547 One more answer that is long pending: is pharmacological prophylaxis for thromboembolism necessary for everyone with acute spinal cord injury? Do benefits outweigh risks and costs? As I’d mentioned in an earlier post, in spite of the existence of this clinical equipoise, a study proposal from my colleagues was (wrongly) shot down by our institutional review board, judging that a placebo arm is unethical. Dr HS Chhabra has apparently had no such troubles in getting approval for this RCT comparing LMWH Vs ‘No treatment’ in acute SCI. There was no difference between the two arms in the incidence of symptomatic DVT or complications, though the control arm had more asymptomatic DVT, which is of uncertain clinical significance. Hmm… one more clinically relevant thesis topic, awaiting a samaritan.

Lancet, 24 July 2014

Online “Elementary” Holmes would have remarked if he’d read this article. The RCT, comparing paracetamol Vs placebo for low back pain, is an example for how a seemingly simple study could get primetime spotlight if 1) there is real clinical relevance (I’m itching to use that ‘equipoise’ word again) 2) the publisher or the author has  good media relations. Should we continue to use paracetamol? Of course, yes, because it is at least “as good as placebo“.

BMJ, July 2014

Is Dabigatran really that good? Surprise (er…should we really be?)!
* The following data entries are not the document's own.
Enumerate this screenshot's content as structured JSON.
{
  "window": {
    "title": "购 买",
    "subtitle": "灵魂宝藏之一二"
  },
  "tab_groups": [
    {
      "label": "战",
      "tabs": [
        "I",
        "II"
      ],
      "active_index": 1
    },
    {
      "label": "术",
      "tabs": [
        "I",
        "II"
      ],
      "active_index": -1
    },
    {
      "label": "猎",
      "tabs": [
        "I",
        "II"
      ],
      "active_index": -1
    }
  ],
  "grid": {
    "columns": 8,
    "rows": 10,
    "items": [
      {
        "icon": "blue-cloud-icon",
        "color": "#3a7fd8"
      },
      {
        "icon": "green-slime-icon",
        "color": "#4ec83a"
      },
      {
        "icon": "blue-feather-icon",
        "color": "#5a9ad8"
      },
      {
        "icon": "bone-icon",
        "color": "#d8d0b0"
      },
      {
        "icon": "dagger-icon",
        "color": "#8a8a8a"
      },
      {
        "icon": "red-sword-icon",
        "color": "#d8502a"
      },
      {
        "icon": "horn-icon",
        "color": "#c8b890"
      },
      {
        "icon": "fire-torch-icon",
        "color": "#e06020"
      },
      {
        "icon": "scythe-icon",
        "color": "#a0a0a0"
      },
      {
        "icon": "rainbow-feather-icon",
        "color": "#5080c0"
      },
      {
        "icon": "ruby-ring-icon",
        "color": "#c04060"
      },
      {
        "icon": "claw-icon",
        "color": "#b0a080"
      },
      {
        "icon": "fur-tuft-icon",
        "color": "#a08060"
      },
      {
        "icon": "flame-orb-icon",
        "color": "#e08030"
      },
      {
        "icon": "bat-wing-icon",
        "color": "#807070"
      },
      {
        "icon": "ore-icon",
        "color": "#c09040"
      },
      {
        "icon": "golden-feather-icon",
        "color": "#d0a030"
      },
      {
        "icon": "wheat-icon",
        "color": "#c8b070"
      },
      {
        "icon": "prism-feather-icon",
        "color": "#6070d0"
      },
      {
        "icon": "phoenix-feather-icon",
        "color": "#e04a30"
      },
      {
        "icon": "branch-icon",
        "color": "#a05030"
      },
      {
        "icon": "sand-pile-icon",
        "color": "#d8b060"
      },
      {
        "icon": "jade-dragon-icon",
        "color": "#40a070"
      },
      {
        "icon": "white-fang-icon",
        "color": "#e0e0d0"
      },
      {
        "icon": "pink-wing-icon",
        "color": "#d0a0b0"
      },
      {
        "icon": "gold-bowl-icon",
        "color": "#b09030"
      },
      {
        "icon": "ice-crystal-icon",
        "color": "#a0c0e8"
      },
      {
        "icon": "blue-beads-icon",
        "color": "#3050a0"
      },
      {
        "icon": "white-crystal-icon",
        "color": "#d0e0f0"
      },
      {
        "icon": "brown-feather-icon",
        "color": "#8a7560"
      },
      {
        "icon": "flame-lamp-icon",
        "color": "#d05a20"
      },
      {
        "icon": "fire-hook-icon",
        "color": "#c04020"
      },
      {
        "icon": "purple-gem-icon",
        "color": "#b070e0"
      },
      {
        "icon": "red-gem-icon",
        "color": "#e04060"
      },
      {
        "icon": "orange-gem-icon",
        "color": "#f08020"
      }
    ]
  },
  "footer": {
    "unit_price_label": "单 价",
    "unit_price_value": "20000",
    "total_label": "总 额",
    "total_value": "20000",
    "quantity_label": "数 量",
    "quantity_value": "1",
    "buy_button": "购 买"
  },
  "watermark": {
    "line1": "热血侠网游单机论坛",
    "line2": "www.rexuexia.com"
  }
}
One more instance of a drug company that has suppressed trial data to improve income. Internal documents accessed through a lawsuit found that “Optimally used (=titrated) dabigatran has the potential to provide patients an even better efficacy and safety profile than fixed dose dabigatran and also a better safety and efficacy profile than a matched warfarin group”. But, “Boehringer Ingelheim, the maker of dabigatran, has failed to share with regulators information about the potential benefits of monitoring anticoagulant activity”, in order not to dilute the marketing USP- ‘use without testing INR’. Lesson for our practice: Do use Dabigatran, but with INR checks to titrate dose for better effectiveness and to reduce bleeding risks.